28/07/2018 - 08:00 - 09:50 COC29i - Reabilitação psicossocial e recovery / Prevenção de adoecimento e promoção da saúde |
23141 - BEM ESTAR SUBJETIVO E HABITAÇÃO SAUDÁVEL: UMA NOVA VERTENTE PARA A APLICAÇÃO DO INSTRUMENTO DE AVALIAÇÃO DA QUALIDADE DE VIDA (WHOQOL-100) CARLA CAROLINE INOCÊNCIO - UNIVERSIDADE DO VALE DO PARAÍBA (UNIVAP), EDUARDO GUADAGNIN - UNIVERSIDADE DO VALE DO PARAÍBA (UNIVAP), BEATRIZ FERREIRA DE CARVALHO - UNIVERSIDADE DO VALE DO PARAÍBA (UNIVAP), CAROLINA FARACO CALHEIROS MILANI - UNIVERSIDADE DO VALE DO PARAÍBA (UNIVAP), GABRIELE SILVA LIMA - UNIVERSIDADE DO VALE DO PARAÍBA (UNIVAP), PAULA VILHENA CARNEVALE VIANNA - UNIVERSIDADE DO VALE DO PARAÍBA (UNIVAP)

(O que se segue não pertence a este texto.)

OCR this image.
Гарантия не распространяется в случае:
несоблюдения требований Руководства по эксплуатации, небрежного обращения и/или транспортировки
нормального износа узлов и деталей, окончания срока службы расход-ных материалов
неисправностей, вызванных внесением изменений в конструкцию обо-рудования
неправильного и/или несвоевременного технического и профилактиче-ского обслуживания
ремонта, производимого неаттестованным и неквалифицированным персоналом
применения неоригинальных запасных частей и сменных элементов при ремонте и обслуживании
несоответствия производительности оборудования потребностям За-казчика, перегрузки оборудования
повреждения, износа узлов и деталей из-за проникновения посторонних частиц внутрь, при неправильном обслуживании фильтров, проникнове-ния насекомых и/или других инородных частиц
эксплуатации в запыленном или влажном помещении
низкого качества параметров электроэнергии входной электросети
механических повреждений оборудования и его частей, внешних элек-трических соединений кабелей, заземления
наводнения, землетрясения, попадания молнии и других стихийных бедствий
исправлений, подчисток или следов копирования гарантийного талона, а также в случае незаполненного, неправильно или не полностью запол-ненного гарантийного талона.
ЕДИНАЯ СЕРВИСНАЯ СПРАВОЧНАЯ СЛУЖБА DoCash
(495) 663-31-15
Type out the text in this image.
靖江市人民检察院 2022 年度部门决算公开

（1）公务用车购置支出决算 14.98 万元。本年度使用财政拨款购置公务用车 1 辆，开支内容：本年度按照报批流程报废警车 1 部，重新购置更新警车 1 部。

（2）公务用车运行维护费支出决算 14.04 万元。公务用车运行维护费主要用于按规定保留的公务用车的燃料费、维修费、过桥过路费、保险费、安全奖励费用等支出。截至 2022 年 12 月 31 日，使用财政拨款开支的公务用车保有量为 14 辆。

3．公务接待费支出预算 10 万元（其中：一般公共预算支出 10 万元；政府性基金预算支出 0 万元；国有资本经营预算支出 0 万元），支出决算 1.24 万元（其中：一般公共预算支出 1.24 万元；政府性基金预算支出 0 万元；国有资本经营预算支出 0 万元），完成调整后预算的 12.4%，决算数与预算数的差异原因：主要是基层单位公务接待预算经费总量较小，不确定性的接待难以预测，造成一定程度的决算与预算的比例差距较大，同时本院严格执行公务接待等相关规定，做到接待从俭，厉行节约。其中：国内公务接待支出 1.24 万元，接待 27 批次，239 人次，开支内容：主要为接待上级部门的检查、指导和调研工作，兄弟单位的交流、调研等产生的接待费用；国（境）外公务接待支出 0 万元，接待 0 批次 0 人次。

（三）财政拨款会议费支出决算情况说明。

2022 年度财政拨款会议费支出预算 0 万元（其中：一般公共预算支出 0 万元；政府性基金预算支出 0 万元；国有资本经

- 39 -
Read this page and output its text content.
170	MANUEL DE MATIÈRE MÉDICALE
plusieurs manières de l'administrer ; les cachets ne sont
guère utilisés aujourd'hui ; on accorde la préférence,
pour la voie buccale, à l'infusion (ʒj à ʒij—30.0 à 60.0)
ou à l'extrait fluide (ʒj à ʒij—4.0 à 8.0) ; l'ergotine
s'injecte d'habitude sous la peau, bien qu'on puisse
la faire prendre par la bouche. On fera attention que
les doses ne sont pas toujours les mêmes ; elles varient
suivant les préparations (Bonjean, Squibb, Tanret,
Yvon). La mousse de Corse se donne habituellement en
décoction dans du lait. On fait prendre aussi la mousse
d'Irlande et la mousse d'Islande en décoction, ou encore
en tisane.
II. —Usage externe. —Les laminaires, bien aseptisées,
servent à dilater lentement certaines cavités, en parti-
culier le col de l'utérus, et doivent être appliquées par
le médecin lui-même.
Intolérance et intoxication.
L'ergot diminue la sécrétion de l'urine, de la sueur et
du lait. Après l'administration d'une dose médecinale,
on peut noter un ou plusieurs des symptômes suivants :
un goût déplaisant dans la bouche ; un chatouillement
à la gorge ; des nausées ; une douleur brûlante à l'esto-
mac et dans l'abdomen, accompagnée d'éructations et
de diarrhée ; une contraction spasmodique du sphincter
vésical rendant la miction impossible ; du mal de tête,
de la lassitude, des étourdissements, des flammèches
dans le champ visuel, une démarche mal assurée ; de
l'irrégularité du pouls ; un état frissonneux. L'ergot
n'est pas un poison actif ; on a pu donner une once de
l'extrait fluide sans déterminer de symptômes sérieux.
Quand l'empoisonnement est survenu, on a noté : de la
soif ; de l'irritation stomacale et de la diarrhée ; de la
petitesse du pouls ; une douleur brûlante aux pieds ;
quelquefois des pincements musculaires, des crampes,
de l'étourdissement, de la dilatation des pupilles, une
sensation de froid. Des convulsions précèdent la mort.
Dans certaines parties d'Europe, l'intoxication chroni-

Apresentação/Introdução O bem estar subjetivo, fator constituinte da qualidade de vida, é crescentemente incorporado a pesquisas em diferentes campos, que evidenciam a importância dessa dimensão para a saúde. A qualidade da habitação compreendida como lar, moradia e ambiente, lugar onde as pessoas experimentam a maior parte de suas vivências, também deve ser considerada como item chave para uma vida saudável.
Objetivos Analisar a relação entre a avaliação subjetiva de qualidade de vida e bem estar e a satisfação com a habitação entre pessoas residentes em conjunto habitacional na periferia de cidade sede de região metropolitana paulista.
Metodologia Pesquisa quantitativa, realizada pela aplicação de dois instrumentos a 102 moradores de conjunto habitacional na região norte do município de São José dos Campos, SP, constituído por 256 moradias. O questionário de Qualidade de Vida da OMS WHOQOL-100 foi analisado nos domínios psicológico e meio ambiente, compostos por cinco e oito facetas, respectivamente. Os escores foram computados de 0 a 100. Valores mais próximos de 100 correspondem à melhor percepção da qualidade de vida. Agregou-se ao questionário a questão: “Cite uma palavra que represente o que você sente pela sua casa e outra pelo bairro”. Para análise, as respostas foram classificadas em representação positiva, negativa e outras.
Resultados A percepção de qualidade de vida foi relativamente baixa (59,5), sendo o domínio psicológico bem avaliado (61,5) e o domínio ambiente o pior avaliado (45,6). A percepção subjetiva combina vivência de sentimentos positivos (61,2) e negativos (48,0). A preocupação com a vida foi referida por 61,0% dos entrevistados. No domínio ambiente, foram mal avaliadas as facetas segurança física e proteção (42,0), ambiente físico (42,0) e ambiente no lar (43,1), embora as características do lar correspondam às necessidades para 55,6% das pessoas. Na questão sobre a representação, a casa foi avaliada positivamente (75,4% das respostas), com resultado inverso para o bairro (73,5% de representação negativa).
Conclusões/Considerações Apesar de preocupados, os entrevistados avaliam positivamente sua subjetividade. As palavras “lar”/“casa” parecem se associar a sentimentos positivos e sensação de bem estar, o que pode influenciar positivamente o domínio psicológico, apesar da insatisfação com o bairro e ambiente nesse conjunto habitacional. O bem estar psicológico, a habitação saudável e a qualidade de vida são fatores importantes a serem trabalhados nas políticas habitacionais.